Sunday, February 19, 2012

Counting things with SQL

I have a database with a table of basket names and a table of items in those
baskets.
I would like to find the size of the basket with the most items in.
I cannot figure out how to do this is T-SQL:-
nMax=0
for each basketName in basket
n=count(records in basketItem where
basket.basketName=basketItem.basketName)
if n>nMax then n=nMax
next
Is there a simple way of doing it, or would it be more efficient to retrieve
the size of each basket into an array in vb.net and figure out the largest
one there?
Andrew
Here is an example for the Northwind database, can be easely compared to
your database with the right key associated.
Select O.OrderID,Count(*) from Orders O
Inner join [Order Details] OD
On O.OrderID = OD.OrderID
Group by O.OrderIDa
Count All Orders Group by the OrderID
(Yeah newsgroupreaders, i know you can easely only count those OrderDetails,
but in this case the poster has the basketname in the 1 "Orders" Table of
the 1:n relationship)
HTH, Jens Smeyer
http://www.sqlserver2005.de
"Andrew Morton" <akm@.in-press.co.uk.invalid> schrieb im Newsbeitrag
news:uOMv$VcQFHA.3356@.TK2MSFTNGP12.phx.gbl...
>I have a database with a table of basket names and a table of items in
>those baskets.
> I would like to find the size of the basket with the most items in.
> I cannot figure out how to do this is T-SQL:-
> nMax=0
> for each basketName in basket
> n=count(records in basketItem where
> basket.basketName=basketItem.basketName)
> if n>nMax then n=nMax
> next
> Is there a simple way of doing it, or would it be more efficient to
> retrieve the size of each basket into an array in vb.net and figure out
> the largest one there?
> Andrew
>
|||"Jens Smeyer" wrote
> Here is an example for the Northwind database, can be easely compared to
> your database with the right key associated.
> Select O.OrderID,Count(*) from Orders O
> Inner join [Order Details] OD
> On O.OrderID = OD.OrderID
> Group by O.OrderIDa
Thanks for that - is the next line meant to be included in the script
somehow?
Is it intended to modify the above query to return only the largest value?

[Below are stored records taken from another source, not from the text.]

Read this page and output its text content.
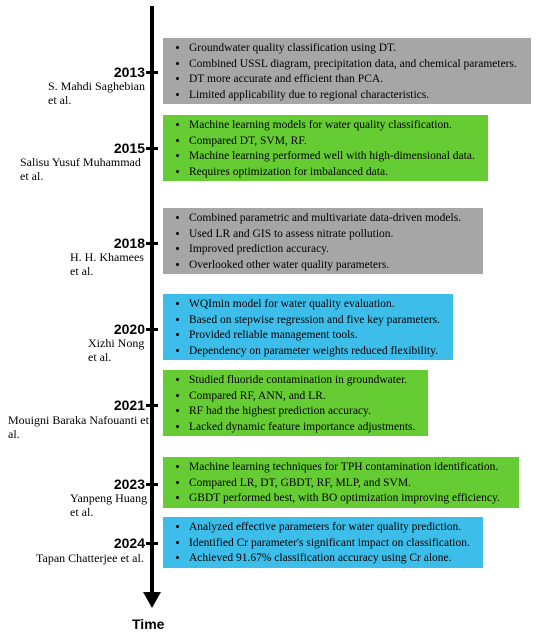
Time
2013
S. Mahdi Saghebian et al.
• Groundwater quality classification using DT.
• Combined USSL diagram, precipitation data, and chemical parameters.
• DT more accurate and efficient than PCA.
• Limited applicability due to regional characteristics.
2015
Salisu Yusuf Muhammad et al.
• Machine learning models for water quality classification.
• Compared DT, SVM, RF.
• Machine learning performed well with high-dimensional data.
• Requires optimization for imbalanced data.
2018
H. H. Khamees et al.
• Combined parametric and multivariate data-driven models.
• Used LR and GIS to assess nitrate pollution.
• Improved prediction accuracy.
• Overlooked other water quality parameters.
2020
Xizhi Nong et al.
• WQImin model for water quality evaluation.
• Based on stepwise regression and five key parameters.
• Provided reliable management tools.
• Dependency on parameter weights reduced flexibility.
2021
Mouigni Baraka Nafouanti et al.
• Studied fluoride contamination in groundwater.
• Compared RF, ANN, and LR.
• RF had the highest prediction accuracy.
• Lacked dynamic feature importance adjustments.
2023
Yanpeng Huang et al.
• Machine learning techniques for TPH contamination identification.
• Compared LR, DT, GBDT, RF, MLP, and SVM.
• GBDT performed best, with BO optimization improving efficiency.
2024
Tapan Chatterjee et al.
• Analyzed effective parameters for water quality prediction.
• Identified Cr parameter's significant impact on classification.
• Achieved 91.67% classification accuracy using Cr alone.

> Count All Orders Group by the OrderID
[Also, is the Northwind database available to those of us who only have MSDE
to experiment with? So many Microsoft examples use it, but without it it can
be hard to follow the examples.]
Andrew
|||[vbcol=seagreen]
///
No this line was just for explaination.

> [Also, is the Northwind database available to those of us who only have
> MSDE to experiment with? So many Microsoft examples use it, but without it
> it can be hard to follow the examples.]
Of course, look here:
http://www.microsoft.com/downloads/d...displaylang=en
HTH, Jens Smeyer.
http://www.sqlserver2005.de
|||hi Andrew,
Andrew Morton wrote:[vbcol=seagreen]
> "Jens Smeyer" wrote
> Thanks for that - is the next line meant to be included in the script
> somehow?
> Is it intended to modify the above query to return only the largest
> value?
nope, this is a short description of what the query is performing..

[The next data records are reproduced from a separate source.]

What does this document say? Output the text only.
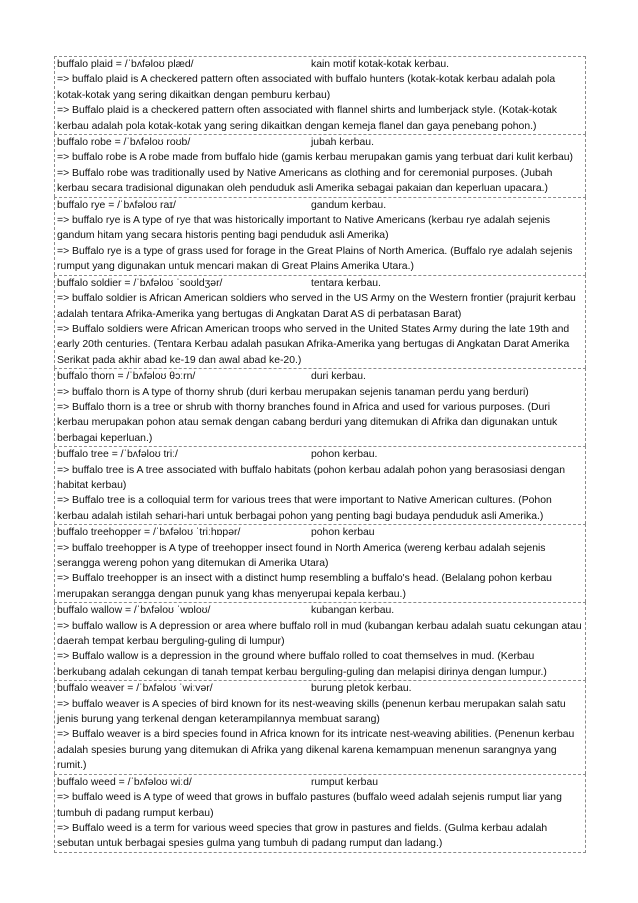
buffalo plaid = /ˈbʌfəloʊ plæd/	kain motif kotak-kotak kerbau.
=> buffalo plaid is A checkered pattern often associated with buffalo hunters (kotak-kotak kerbau adalah pola kotak-kotak yang sering dikaitkan dengan pemburu kerbau)
=> Buffalo plaid is a checkered pattern often associated with flannel shirts and lumberjack style. (Kotak-kotak kerbau adalah pola kotak-kotak yang sering dikaitkan dengan kemeja flanel dan gaya penebang pohon.)
buffalo robe = /ˈbʌfəloʊ roʊb/	jubah kerbau.
=> buffalo robe is A robe made from buffalo hide (gamis kerbau merupakan gamis yang terbuat dari kulit kerbau)
=> Buffalo robe was traditionally used by Native Americans as clothing and for ceremonial purposes. (Jubah kerbau secara tradisional digunakan oleh penduduk asli Amerika sebagai pakaian dan keperluan upacara.)
buffalo rye = /ˈbʌfəloʊ raɪ/	gandum kerbau.
=> buffalo rye is A type of rye that was historically important to Native Americans (kerbau rye adalah sejenis gandum hitam yang secara historis penting bagi penduduk asli Amerika)
=> Buffalo rye is a type of grass used for forage in the Great Plains of North America. (Buffalo rye adalah sejenis rumput yang digunakan untuk mencari makan di Great Plains Amerika Utara.)
buffalo soldier = /ˈbʌfəloʊ ˈsoʊldʒər/	tentara kerbau.
=> buffalo soldier is African American soldiers who served in the US Army on the Western frontier (prajurit kerbau adalah tentara Afrika-Amerika yang bertugas di Angkatan Darat AS di perbatasan Barat)
=> Buffalo soldiers were African American troops who served in the United States Army during the late 19th and early 20th centuries. (Tentara Kerbau adalah pasukan Afrika-Amerika yang bertugas di Angkatan Darat Amerika Serikat pada akhir abad ke-19 dan awal abad ke-20.)
buffalo thorn = /ˈbʌfəloʊ θɔːrn/	duri kerbau.
=> buffalo thorn is A type of thorny shrub (duri kerbau merupakan sejenis tanaman perdu yang berduri)
=> Buffalo thorn is a tree or shrub with thorny branches found in Africa and used for various purposes. (Duri kerbau merupakan pohon atau semak dengan cabang berduri yang ditemukan di Afrika dan digunakan untuk berbagai keperluan.)
buffalo tree = /ˈbʌfəloʊ triː/	pohon kerbau.
=> buffalo tree is A tree associated with buffalo habitats (pohon kerbau adalah pohon yang berasosiasi dengan habitat kerbau)
=> Buffalo tree is a colloquial term for various trees that were important to Native American cultures. (Pohon kerbau adalah istilah sehari-hari untuk berbagai pohon yang penting bagi budaya penduduk asli Amerika.)
buffalo treehopper = /ˈbʌfəloʊ ˈtriːhɒpər/	pohon kerbau
=> buffalo treehopper is A type of treehopper insect found in North America (wereng kerbau adalah sejenis serangga wereng pohon yang ditemukan di Amerika Utara)
=> Buffalo treehopper is an insect with a distinct hump resembling a buffalo's head. (Belalang pohon kerbau merupakan serangga dengan punuk yang khas menyerupai kepala kerbau.)
buffalo wallow = /ˈbʌfəloʊ ˈwɒloʊ/	kubangan kerbau.
=> buffalo wallow is A depression or area where buffalo roll in mud (kubangan kerbau adalah suatu cekungan atau daerah tempat kerbau berguling-guling di lumpur)
=> Buffalo wallow is a depression in the ground where buffalo rolled to coat themselves in mud. (Kerbau berkubang adalah cekungan di tanah tempat kerbau berguling-guling dan melapisi dirinya dengan lumpur.)
buffalo weaver = /ˈbʌfəloʊ ˈwiːvər/	burung pletok kerbau.
=> buffalo weaver is A species of bird known for its nest-weaving skills (penenun kerbau merupakan salah satu jenis burung yang terkenal dengan keterampilannya membuat sarang)
=> Buffalo weaver is a bird species found in Africa known for its intricate nest-weaving abilities. (Penenun kerbau adalah spesies burung yang ditemukan di Afrika yang dikenal karena kemampuan menenun sarangnya yang rumit.)
buffalo weed = /ˈbʌfəloʊ wiːd/	rumput kerbau
=> buffalo weed is A type of weed that grows in buffalo pastures (buffalo weed adalah sejenis rumput liar yang tumbuh di padang rumput kerbau)
=> Buffalo weed is a term for various weed species that grow in pastures and fields. (Gulma kerbau adalah sebutan untuk berbagai spesies gulma yang tumbuh di padang rumput dan ladang.)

> [Also, is the Northwind database available to those of us who only
> have MSDE to experiment with? So many Microsoft examples use it, but
> without it it can be hard to follow the examples.]
http://www.microsoft.com/downloads/d...DisplayLang=en
Andrea Montanari (Microsoft MVP - SQL Server)
http://www.asql.biz/DbaMgr.shtmhttp://italy.mvps.org
DbaMgr2k ver 0.11.1 - DbaMgr ver 0.57.0
(my vb6+sql-dmo little try to provide MS MSDE 1.0 and MSDE 2000 a visual
interface)
-- remove DMO to reply
|||>>> Count All Orders Group by the OrderID
> ///
> No this line was just for explaination.
Jens and Andrea,
That makes sense now - I was looking in the help at ALL and wondering how
that connected with the query, and "the" didn't get coloured when I typed it
into the stored procedure editor in VS.NET so I knew I was going wrong
somewhere!
And thank you for the link to the sample databases download. I couldn't find
it by searching just because of the sheer number of items found.